5 More Strange Things About Denmark

6. Let Happiness Reign

Feeling down? Then make Denmark your next travel destination as the UN’s World Happiness Report 2016 ranks it as the happiest country in the world (while the USA came in at number 17). The European nation has been topping the happiness chart since 2013, and though there are many instances of depression during the gray winter months, overall the quality of life Danes enjoy has allowed them to hold this title year after year (this despite the fact that they have some of the highest taxes in the world). Maybe if you’re there, some of the bliss will rub off on you.

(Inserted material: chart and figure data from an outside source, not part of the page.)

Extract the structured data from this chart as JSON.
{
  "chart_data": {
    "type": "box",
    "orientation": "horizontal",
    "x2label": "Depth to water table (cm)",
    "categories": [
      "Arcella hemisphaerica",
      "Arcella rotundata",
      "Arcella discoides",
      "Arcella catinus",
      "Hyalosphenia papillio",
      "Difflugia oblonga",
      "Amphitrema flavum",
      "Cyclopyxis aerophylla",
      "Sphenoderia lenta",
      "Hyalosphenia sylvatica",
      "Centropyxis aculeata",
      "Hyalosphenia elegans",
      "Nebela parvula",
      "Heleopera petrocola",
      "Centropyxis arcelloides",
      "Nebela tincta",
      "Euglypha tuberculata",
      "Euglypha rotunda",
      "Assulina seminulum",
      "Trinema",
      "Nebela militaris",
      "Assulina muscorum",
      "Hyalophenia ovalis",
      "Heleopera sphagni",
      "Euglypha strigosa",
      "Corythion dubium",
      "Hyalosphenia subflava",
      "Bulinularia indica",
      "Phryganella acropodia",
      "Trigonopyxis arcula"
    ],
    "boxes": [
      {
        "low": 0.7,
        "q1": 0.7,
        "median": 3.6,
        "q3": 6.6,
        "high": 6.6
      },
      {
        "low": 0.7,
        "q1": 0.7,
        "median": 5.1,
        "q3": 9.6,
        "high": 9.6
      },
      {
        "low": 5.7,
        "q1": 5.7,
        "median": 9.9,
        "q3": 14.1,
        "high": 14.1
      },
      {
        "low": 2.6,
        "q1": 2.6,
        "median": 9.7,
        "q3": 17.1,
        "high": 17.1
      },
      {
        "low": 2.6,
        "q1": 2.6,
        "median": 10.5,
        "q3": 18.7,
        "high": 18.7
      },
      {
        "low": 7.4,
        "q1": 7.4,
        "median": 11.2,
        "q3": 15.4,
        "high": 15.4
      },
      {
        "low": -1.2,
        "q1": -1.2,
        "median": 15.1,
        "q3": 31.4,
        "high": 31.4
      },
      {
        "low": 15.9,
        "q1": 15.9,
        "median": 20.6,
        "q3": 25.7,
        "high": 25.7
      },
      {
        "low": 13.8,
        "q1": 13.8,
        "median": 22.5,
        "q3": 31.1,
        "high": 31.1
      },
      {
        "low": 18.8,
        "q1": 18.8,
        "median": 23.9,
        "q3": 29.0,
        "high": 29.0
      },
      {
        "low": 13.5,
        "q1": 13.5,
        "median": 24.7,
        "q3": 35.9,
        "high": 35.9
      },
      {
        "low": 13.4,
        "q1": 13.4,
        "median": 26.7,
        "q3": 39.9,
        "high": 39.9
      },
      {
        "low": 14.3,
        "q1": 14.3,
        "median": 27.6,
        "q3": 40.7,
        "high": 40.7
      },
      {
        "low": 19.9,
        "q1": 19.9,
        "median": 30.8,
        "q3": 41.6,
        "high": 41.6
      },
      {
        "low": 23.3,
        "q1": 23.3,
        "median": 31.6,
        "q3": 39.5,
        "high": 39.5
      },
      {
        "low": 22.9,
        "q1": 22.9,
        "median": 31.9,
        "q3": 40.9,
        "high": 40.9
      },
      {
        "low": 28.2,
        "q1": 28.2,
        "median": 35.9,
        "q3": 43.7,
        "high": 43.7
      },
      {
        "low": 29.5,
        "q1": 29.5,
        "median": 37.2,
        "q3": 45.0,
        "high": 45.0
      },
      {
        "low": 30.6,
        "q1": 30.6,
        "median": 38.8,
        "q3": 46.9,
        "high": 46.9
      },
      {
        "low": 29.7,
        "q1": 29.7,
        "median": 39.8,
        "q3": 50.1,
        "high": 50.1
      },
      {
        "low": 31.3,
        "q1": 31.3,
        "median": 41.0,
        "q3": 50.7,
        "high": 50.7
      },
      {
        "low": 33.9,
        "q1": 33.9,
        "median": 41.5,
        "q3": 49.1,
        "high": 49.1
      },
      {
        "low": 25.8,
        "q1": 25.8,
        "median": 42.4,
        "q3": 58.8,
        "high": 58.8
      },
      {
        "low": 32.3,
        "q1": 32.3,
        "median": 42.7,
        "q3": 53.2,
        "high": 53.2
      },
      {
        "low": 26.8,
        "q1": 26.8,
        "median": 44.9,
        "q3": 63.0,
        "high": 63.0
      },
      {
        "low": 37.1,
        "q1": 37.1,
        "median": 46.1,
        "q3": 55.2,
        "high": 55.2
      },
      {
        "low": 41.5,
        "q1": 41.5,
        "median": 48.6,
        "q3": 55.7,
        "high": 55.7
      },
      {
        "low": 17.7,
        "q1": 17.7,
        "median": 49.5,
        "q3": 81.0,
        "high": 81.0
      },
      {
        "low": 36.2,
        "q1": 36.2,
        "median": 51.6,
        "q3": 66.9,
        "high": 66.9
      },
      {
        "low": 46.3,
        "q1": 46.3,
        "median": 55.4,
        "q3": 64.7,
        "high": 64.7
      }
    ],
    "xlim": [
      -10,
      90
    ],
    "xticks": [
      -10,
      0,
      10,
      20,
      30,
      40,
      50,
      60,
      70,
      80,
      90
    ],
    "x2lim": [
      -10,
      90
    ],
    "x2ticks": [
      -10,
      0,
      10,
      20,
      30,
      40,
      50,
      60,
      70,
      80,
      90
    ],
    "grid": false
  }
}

7. FYI, Porn is Legal and Widely Available Here

Maybe this is why they’re so damn happy? The Danes are a little more relaxed when it comes to sexually explicit images than some other countries. In 1969, Denmark became the world’s first country to legalize pornography. You can purchase it in just about every neighborhood convenience store or gas station, and there’s a TV station that freely broadcasts hardcore material with no barriers to access it. They do have some basic guidelines, however. Pornographic magazines must be displayed out of eyesight of children, and may not be sold to those under 15 years of age.

8. Family Trumps Food

If you want to throw a party in Denmark, expect to spend a pretty penny. Hosts can spend up to six months’ salary on one formal celebration and that covers rent, drinks, food, and entertainment (especially for “round” birthdays like 30, 40 or 50). They love to eat and drink socially and tend to prefer traditional meals like smørrebrød when they do. The interesting thing is that is that spending time with friends and family outshines what’s being consumed. That being said, New Nordic Cuisine has become a globally respected culinary trend, and the Copenhagen restaurant Noma was voted Best Restaurant in the World in four different years.

9. Hiding In Plain Sight

Flashy cars, diamonds that can be seen from outer space, and other gaudy shows of affluence have no place in Danish culture. High social position and wealth, while recognized by individuals of a similar economic position, are usually understated otherwise. This is because of the “Jante Law”—a code of morality formulated by author Aksel Sandemose in his 1933 novel A Refugee Crosses His Tracks. It emphasizes that an individual shouldn’t display material or other portrayals of superiority, and boasting in public should be avoided. So that guy in the black jeans, scuffed boots, and grey sweatshirt could be a multi-millionaire and you’d never know, unless you know.

10. This Might Drive You Batty

Creeped out by a bat in the house? They’re protected by law, so don’t dare whack it with a broom. You cannot harm or kill a flagermus. One Danish family had to vacate their house for a year because they could not get rid of these flying rats and just couldn’t take it anymore.